THCudaCheck FAIL file=/tmp/luarocks_cutorch-scm-1-5631/cutorch/lib/THC/generic/THCStorage.cu line=66 error=2 : out of memory THNN.lua:110: cuda runtime error (2) : out of memory at /tmp/luarocks_cutorch-scm-1-5631/cutorch/lib/THC/generic/THCStorage.cu:66

Since luarocks cudnn seemed to require cudNN 5.1, I decided to try installing CUDA 8.0 (since it appears cudNN 5.1 is built for CUDA 7.5 and 8.0). But when trying to build cutorch against CUDA 8.0 the config script hangs. I am guessing 8.0 doesn't support my card?

Anyhow, can anyone clarify what versions of CUDA and cudNN I should be using? Is there a way to disable cudNN (after it was installed) to see if it works without it?

Thanks!

3DTOPO commented 6 years ago

p.s. the training I was attempting when it ran out of memory should have taken around 3GB and the card has 6GB. I also tried setting the batch_size to 1 instead of 4 using a training set of 256px which should have used even less than 3GB.

ProGamerGov commented 6 years ago

It seems that different combinations of Cuda, cuDNN, Torch7, and possibly OS versions as well, have different performance in a way that one might not expect: https://github.com/jcjohnson/neural-style/issues/429

Newer versions of Cuda/cuDNN/Torch7 seem to use more memory than previous versions.

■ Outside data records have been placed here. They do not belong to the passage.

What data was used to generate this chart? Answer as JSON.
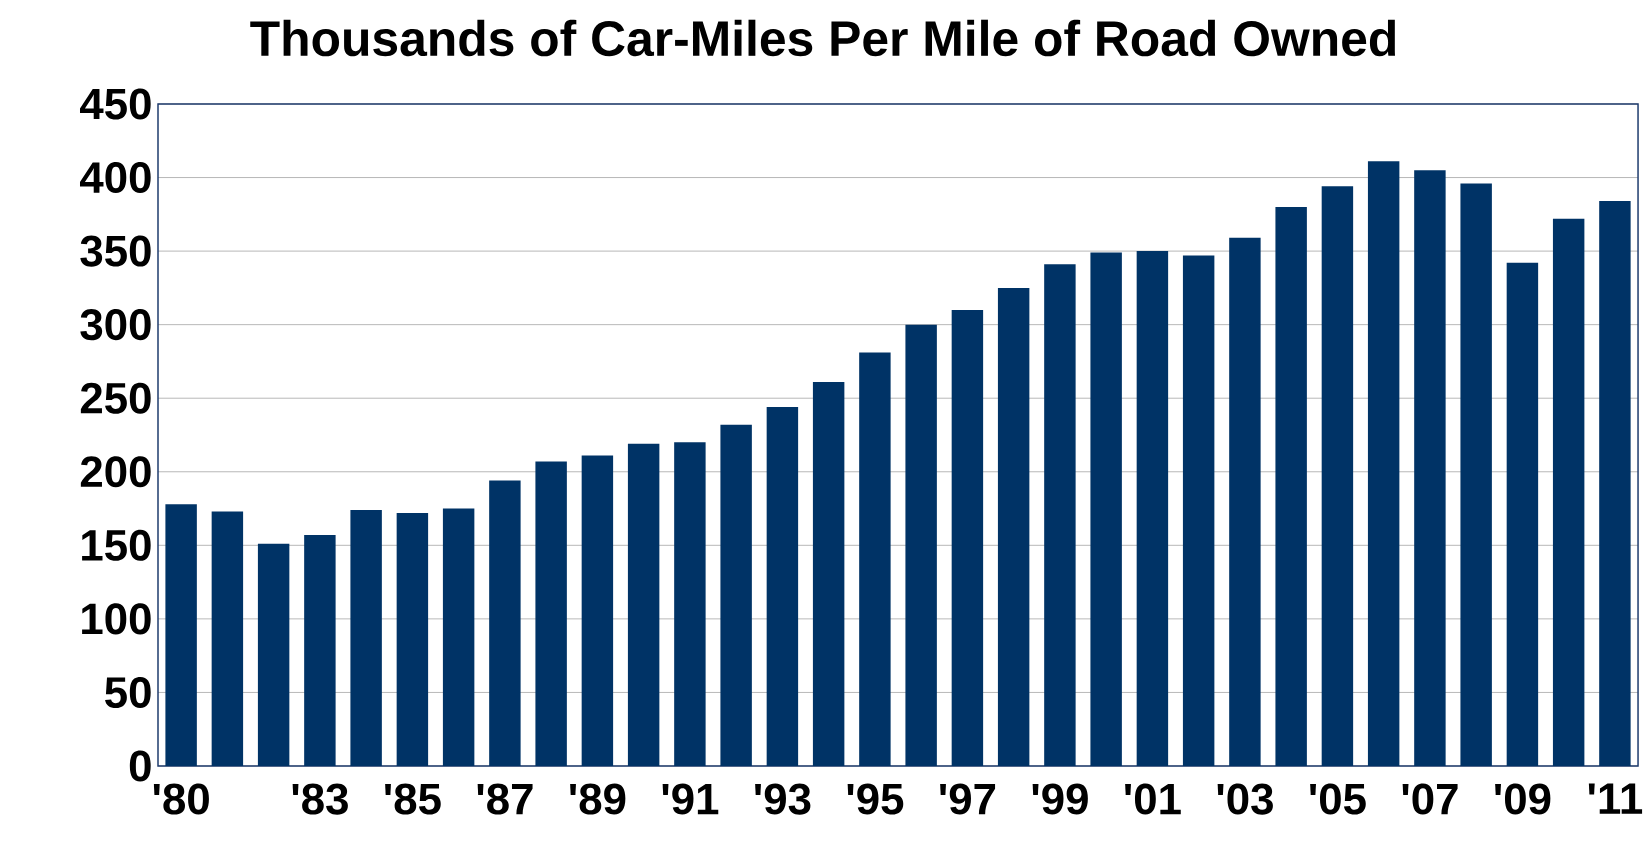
{
  "chart_data": {
    "type": "bar",
    "title": "Thousands of Car-Miles Per Mile of Road Owned",
    "categories": [
      "'80",
      null,
      null,
      "'83",
      null,
      "'85",
      null,
      "'87",
      null,
      "'89",
      null,
      "'91",
      null,
      "'93",
      null,
      "'95",
      null,
      "'97",
      null,
      "'99",
      null,
      "'01",
      null,
      "'03",
      null,
      "'05",
      null,
      "'07",
      null,
      "'09",
      null,
      "'11"
    ],
    "values": [
      178,
      173,
      151,
      157,
      174,
      172,
      175,
      194,
      207,
      211,
      219,
      220,
      232,
      244,
      261,
      281,
      300,
      310,
      325,
      341,
      349,
      350,
      347,
      359,
      380,
      394,
      411,
      405,
      396,
      342,
      372,
      384
    ],
    "color": "#003366",
    "ylim": [
      0,
      450
    ],
    "yticks": [
      0,
      50,
      100,
      150,
      200,
      250,
      300,
      350,
      400,
      450
    ],
    "grid": "y"
  }
}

flaushi commented 6 years ago

FYI: I am training with batch_size 2 and style_image_size 256 on a GTX 1060 with 3GB. I use ubuntu with nvidia-390, nvidia-cuda-dev v 7.5.18, libcudnn7 /7.0.5.15 and cuda_9.1.85

flaushi commented 6 years ago

However, I do have to say that exactly this configuration does have problems with instance normalization! The eccv-models work well, also training without instance normalization seems to give reasonable results.